Как на привал начали располагаться, Осинко первого к реке и отправили вместе с двумя другими «надёжными и проверенными» — за водой для лошадей.
скажите на милость, о в пыли? Видка с дядьями занялись самими лошадками, а Дмирт — ужином. Рэлек, подумав недолго, тоже к общему делу пристроился: разжился у обозников топором и пошёл хворост собирать для костра. После ночёвок в степи дрова добывать посреди леса — просто удовольствие, а не труд. Даже в сумерках. Чернобородый Дмирт только головой качал удивлённо, следя, как растёт неподалеку куча сухостоя.
* * *Ясная летняя ночь. Над головой скрытый в хаосе серебристых искорок Дракон дышит невидимым пламенем в Щит Гиганта, а Огненное Колесо катится в Млечную Реку… Где-то вдалеке стрекочет лесной сверчок. Ещё дальше, за рекой, ухает с надрывом филин, поминая усопшего колдуна. А совсем рядом весело потрескивает костёр, и деревянные ложки ещё постукивают о край котла — обозники доедают кулеш. Сказать по правде, полковой кошевар «Песчаных Буйволов» стряпал кулеш получше Дмирта. Но за месяц одиночных скитаний тот вкус уже подзабылся, и эта недосоленная и недоперчённая каша с салом после вяленого мяса и сухарей показалась едва ли не слаще плодов Небесного Сада. Ел бы, кажется, и ел, до самого пригарка на дне. Однако ж набивать брюхо «под завяз» Рэлек не стал; утолил голод, поблагодарил за угощение и спрятал ложку. В еде, в питье и в женской ласке нужно знать меру. Иначе отяжелеешь, потеряешь сноровку, расслабишься… Тяжёлые, неловкие и слабые долго не живут. Это закон.
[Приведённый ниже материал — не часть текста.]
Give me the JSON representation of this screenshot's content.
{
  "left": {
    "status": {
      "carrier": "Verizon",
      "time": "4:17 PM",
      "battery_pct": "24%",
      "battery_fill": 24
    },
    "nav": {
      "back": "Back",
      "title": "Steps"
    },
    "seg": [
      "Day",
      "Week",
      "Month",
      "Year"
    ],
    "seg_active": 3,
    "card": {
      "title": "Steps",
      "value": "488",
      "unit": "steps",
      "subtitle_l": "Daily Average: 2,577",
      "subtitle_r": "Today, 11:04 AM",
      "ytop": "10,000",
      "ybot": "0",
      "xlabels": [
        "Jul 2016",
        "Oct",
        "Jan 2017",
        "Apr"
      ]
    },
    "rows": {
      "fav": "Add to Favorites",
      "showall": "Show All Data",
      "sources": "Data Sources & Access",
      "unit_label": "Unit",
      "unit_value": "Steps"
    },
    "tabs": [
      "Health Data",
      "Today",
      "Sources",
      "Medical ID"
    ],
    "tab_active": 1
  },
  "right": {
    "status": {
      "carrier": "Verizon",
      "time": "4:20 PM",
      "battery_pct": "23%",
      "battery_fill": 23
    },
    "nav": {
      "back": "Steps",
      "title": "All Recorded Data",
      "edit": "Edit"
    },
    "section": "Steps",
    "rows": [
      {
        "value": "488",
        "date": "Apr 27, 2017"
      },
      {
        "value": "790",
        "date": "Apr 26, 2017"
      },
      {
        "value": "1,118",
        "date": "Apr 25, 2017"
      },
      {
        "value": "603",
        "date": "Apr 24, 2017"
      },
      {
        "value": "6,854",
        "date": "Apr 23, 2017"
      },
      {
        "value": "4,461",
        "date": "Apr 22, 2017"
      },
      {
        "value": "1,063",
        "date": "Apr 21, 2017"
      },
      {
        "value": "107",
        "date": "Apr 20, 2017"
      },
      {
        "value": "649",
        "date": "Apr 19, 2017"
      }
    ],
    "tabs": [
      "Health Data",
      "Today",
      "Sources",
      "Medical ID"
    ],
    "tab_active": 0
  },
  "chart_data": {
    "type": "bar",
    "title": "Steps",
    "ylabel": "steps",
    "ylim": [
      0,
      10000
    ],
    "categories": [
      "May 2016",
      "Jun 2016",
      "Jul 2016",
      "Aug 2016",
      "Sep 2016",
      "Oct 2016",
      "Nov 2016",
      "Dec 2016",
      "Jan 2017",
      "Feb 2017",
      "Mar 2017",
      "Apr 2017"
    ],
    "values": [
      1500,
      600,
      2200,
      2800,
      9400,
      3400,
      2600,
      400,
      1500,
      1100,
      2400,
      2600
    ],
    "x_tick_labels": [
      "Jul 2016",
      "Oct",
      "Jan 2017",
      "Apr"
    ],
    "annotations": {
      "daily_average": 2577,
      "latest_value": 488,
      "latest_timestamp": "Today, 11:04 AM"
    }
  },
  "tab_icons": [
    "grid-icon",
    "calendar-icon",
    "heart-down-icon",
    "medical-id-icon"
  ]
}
Откинувшись на расстеленный плащ, Рэлек смотрел в чёрный омут неба, пытаясь разглядеть в мерцающей холодным серебром россыпи Дракона, Щит и Огненное Колесо. Вот Эрвель, тот, кажется, знал их все. Без труда находил и увлечённо тыкал пальцем: «Смотри, Рэлек! Вон там — Великий Ковш! Им из Млечной Реки черпает Седая Росомаха, кормит своё дитя…»
— Эй, Рэлек, — позвал его кто-то негромко… нет, не Эрвель, но кто-то из ещё живущих на этом свете.
Неохотно оторвав взгляд от тысячеликих небес, он посмотрел на присевшего рядом Видку. Паренёк смотрел с опасливым любопытством. Он наверняка весь вечер копил это любопытство в себе и только теперь, после трапезы, решился дать ему волю. Даже интересно стало, о чем тот рискнёт спросить?
— Это правда, что ты ночью видишь… ну, ровно как днём?
Хороший вопрос, мальчик. И кто ж это тебе рассказал? Ишь ты, «как днём»…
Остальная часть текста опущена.